3.Konflik dengan Seniman Non-Lekra
Lekra sering berseberangan dengan kelompok sastrawan lain, seperti yang tergabung dalam Manifes Kebudayaan (Manikebu), yang lebih mendukung kebebasan seni tanpa dikendalikan ideologi politik tertentu. Pada masa Orde Lama, Lekra cukup dominan dan didukung pemerintah Soekarno, sehingga banyak seniman Manikebu mengalami represi, misalnya karya mereka dilarang terbit. Namun, setelah peristiwa 1965, keadaan berbalik: Lekra dibubarkan dan seniman yang terlibat dengannya, termasuk Pramoedya, mengalami represi di bawah Orde Baru.
4.Pelarangan dan Pembersihan oleh Orde Baru
Setelah G30S 1965, PKI dan semua organisasi yang berhubungan dengannya, termasuk Lekra, dilarang oleh pemerintahan Soeharto. Banyak anggotanya ditangkap, dipenjara, atau bahkan dibunuh dalam peristiwa pembersihan anti-komunis. Sejak itu, Lekra dianggap sebagai bagian dari sejarah yang tabu untuk dibahas secara terbuka di Indonesia selama bertahun-tahun.
Namun, dalam kajian sastra dan sejarah, Lekra juga dihargai karena berhasil mengangkat suara kaum kecil melalui seni dan sastra. Pandangan negatif terhadap Lekra lebih banyak berasal dari dinamika politik dan konflik ideologi yang terjadi di Indonesia, terutama setelah 1965.
Benarkah LEKRA memiliki kedekatan ideologis dengan PKI?

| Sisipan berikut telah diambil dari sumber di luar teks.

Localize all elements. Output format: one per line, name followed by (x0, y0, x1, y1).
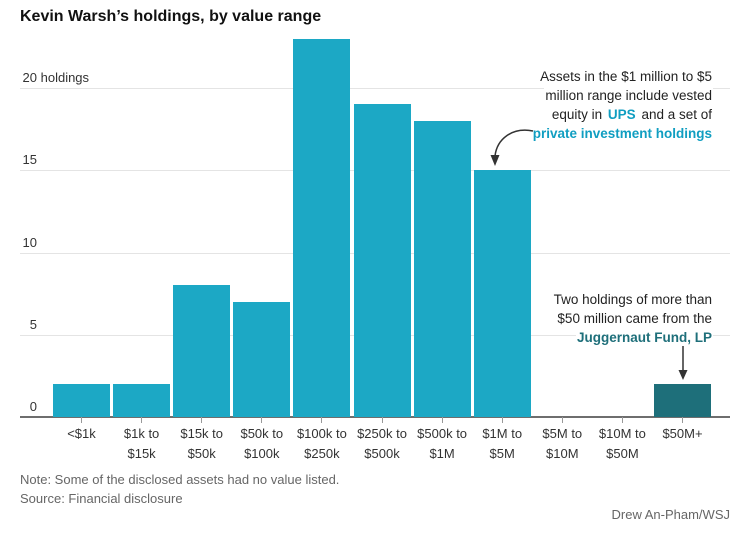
x-axis-tick-label: $250k to $500k (337, 424, 427, 464)
source-text: Source: Financial disclosure (20, 491, 183, 506)
x-axis-tick-label: $1M to $5M (457, 424, 547, 464)
bar-100k-to-250k (293, 38, 351, 417)
annotation-text: and a set of (636, 107, 713, 122)
x-axis-tick-label: $5M to $10M (517, 424, 607, 464)
x-axis-tick-label: $50M+ (638, 424, 728, 444)
y-axis-tick-label: 10 (20, 235, 37, 251)
y-axis-tick-label: 5 (20, 317, 37, 333)
x-axis-tick (321, 417, 323, 423)
y-tick-number: 10 (22, 234, 37, 250)
annotation-1m-5m-range: Assets in the $1 million to $5 million ra… (531, 67, 713, 143)
x-axis-tick (381, 417, 383, 423)
x-tick-label-line: $10M (546, 446, 579, 461)
x-axis-tick-label: $10M to $50M (577, 424, 667, 464)
x-axis-tick (441, 417, 443, 423)
annotation-text: Two holdings of more than (552, 292, 713, 307)
annotation-line: Juggernaut Fund, LP (553, 328, 713, 347)
x-tick-label-line: $1M (429, 446, 455, 461)
credit-text: Drew An-Pham/WSJ (611, 507, 730, 522)
x-axis-tick (201, 417, 203, 423)
x-axis-tick (621, 417, 623, 423)
y-tick-number: 5 (29, 316, 37, 332)
x-tick-label-line: $10M to (598, 426, 646, 441)
y-tick-number: 15 (22, 152, 37, 168)
annotation-line: million range include vested (532, 86, 713, 105)
x-axis-tick-label: $15k to $50k (157, 424, 247, 464)
x-tick-label-line: $15k (127, 446, 156, 461)
x-tick-label-line: $15k to (180, 426, 224, 441)
x-axis-tick (682, 417, 683, 423)
annotation-highlight-text: private investment holdings (531, 126, 713, 141)
y-tick-number: 20 (22, 70, 37, 85)
x-axis-tick (561, 417, 563, 423)
x-tick-label-line: $50k (187, 446, 216, 461)
annotation-line: $50 million came from the (553, 309, 713, 328)
annotation-text: Assets in the $1 million to $5 (539, 69, 713, 84)
y-axis-unit-label: holdings (37, 70, 90, 85)
annotation-text: equity in (550, 107, 607, 122)
x-axis-tick-label: $500k to $1M (397, 424, 487, 464)
x-tick-label-line: $100k (244, 446, 280, 461)
x-axis-tick-label: <$1k (37, 424, 127, 444)
bar-1k-to-15k (113, 384, 171, 417)
x-tick-label-line: $500k (364, 446, 400, 461)
y-axis-tick-label: 0 (20, 399, 37, 415)
x-tick-label-line: $5M (489, 446, 515, 461)
bar-250k-to-500k (353, 104, 411, 417)
chart-title: Kevin Warsh’s holdings, by value range (20, 8, 322, 25)
x-tick-label-line: $100k to (296, 426, 347, 441)
x-axis-tick-label: $50k to $100k (217, 424, 307, 464)
x-tick-label-line: <$1k (67, 426, 96, 441)
bar-50m (654, 384, 711, 417)
annotation-line: equity in UPS and a set of (532, 105, 713, 124)
x-tick-label-line: $1k to (123, 426, 160, 441)
x-axis-tick (141, 417, 143, 423)
x-axis-tick-label: $1k to $15k (97, 424, 187, 464)
x-tick-label-line: $50M+ (662, 426, 703, 441)
x-axis-tick (261, 417, 263, 423)
note-text: Note: Some of the disclosed assets had n… (20, 472, 340, 487)
x-axis-tick-label: $100k to $250k (277, 424, 367, 464)
annotation-line: Two holdings of more than (552, 290, 713, 309)
bar-1m-to-5m (473, 170, 531, 417)
x-axis-line (20, 416, 730, 418)
bar-50k-to-100k (233, 301, 291, 417)
annotation-50m-plus: Two holdings of more than $50 million cam… (552, 290, 713, 347)
x-axis-tick (501, 417, 503, 423)
x-tick-label-line: $50k to (240, 426, 284, 441)
x-tick-label-line: $50M (606, 446, 639, 461)
x-axis-tick (81, 417, 82, 423)
x-tick-label-line: $500k to (417, 426, 468, 441)
bar-500k-to-1m (413, 120, 471, 417)
y-axis-tick-label: 20 holdings (20, 70, 90, 86)
bar-15k-to-50k (173, 285, 231, 417)
annotation-line: Assets in the $1 million to $5 (532, 67, 713, 86)
bar-1k (53, 384, 110, 417)
gridline (20, 88, 730, 89)
y-tick-number: 0 (29, 399, 37, 414)
annotation-text: $50 million came from the (556, 311, 713, 326)
annotation-highlight-text: Juggernaut Fund, LP (576, 330, 713, 345)
footer-notes: Note: Some of the disclosed assets had n… (20, 470, 339, 508)
y-axis-tick-label: 15 (20, 152, 37, 168)
annotation-text: million range include vested (544, 88, 713, 103)
x-tick-label-line: $1M to (482, 426, 523, 441)
annotation-line: private investment holdings (531, 124, 713, 143)
x-tick-label-line: $250k (304, 446, 340, 461)
x-tick-label-line: $5M to (542, 426, 583, 441)
x-tick-label-line: $250k to (357, 426, 407, 441)
annotation-highlight-text: UPS (606, 107, 637, 122)
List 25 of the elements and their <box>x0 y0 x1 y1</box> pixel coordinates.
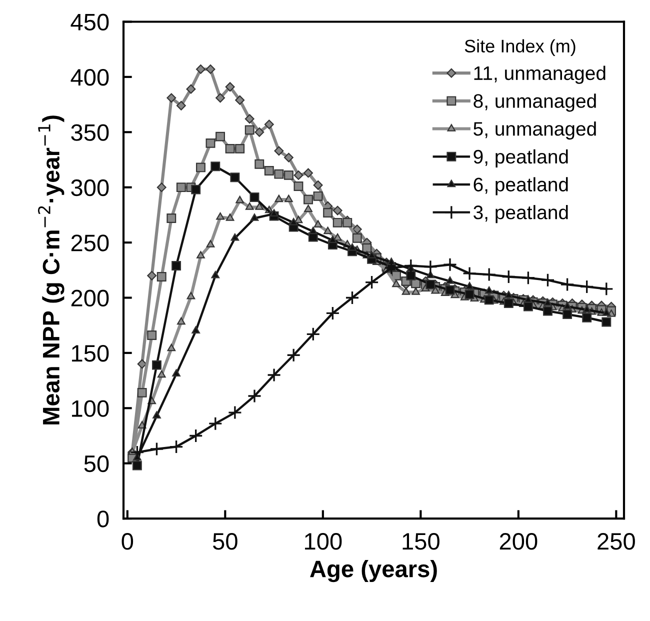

Lembaga Kebudayaan Rakyat (LEKRA) memang dikenal sebagai organisasi yang memiliki kedekatan ideologis dengan Partai Komunis Indonesia (PKI) dan mendukung paham sosialis-komunis, khususnya pada periode 1950-an hingga 1960-an.Â
LEKRA berperan dalam memajukan budaya yang dianggap mendukung perjuangan kelas pekerja, dan banyak karyanya yang mencerminkan ideologi tersebut.Â
Berikut adalah beberapa bukti dan karya dari seniman LEKRA yang menunjukkan dukungan terhadap paham sosialis-komunis:
1. Manifesto LEKRA
LEKRA, yang didirikan pada tahun 1950, memiliki tujuan untuk mengembangkan seni dan budaya yang berpihak pada rakyat, khususnya kelas pekerja dan petani. Manifesto LEKRA menyatakan bahwa seni harus digunakan sebagai alat perjuangan untuk membela hak-hak rakyat dan mendukung revolusi sosial. Dalam pandangan ini, seni tidak hanya sekadar ekspresi estetika, tetapi juga harus memiliki fungsi sosial yang mendukung perjuangan politik.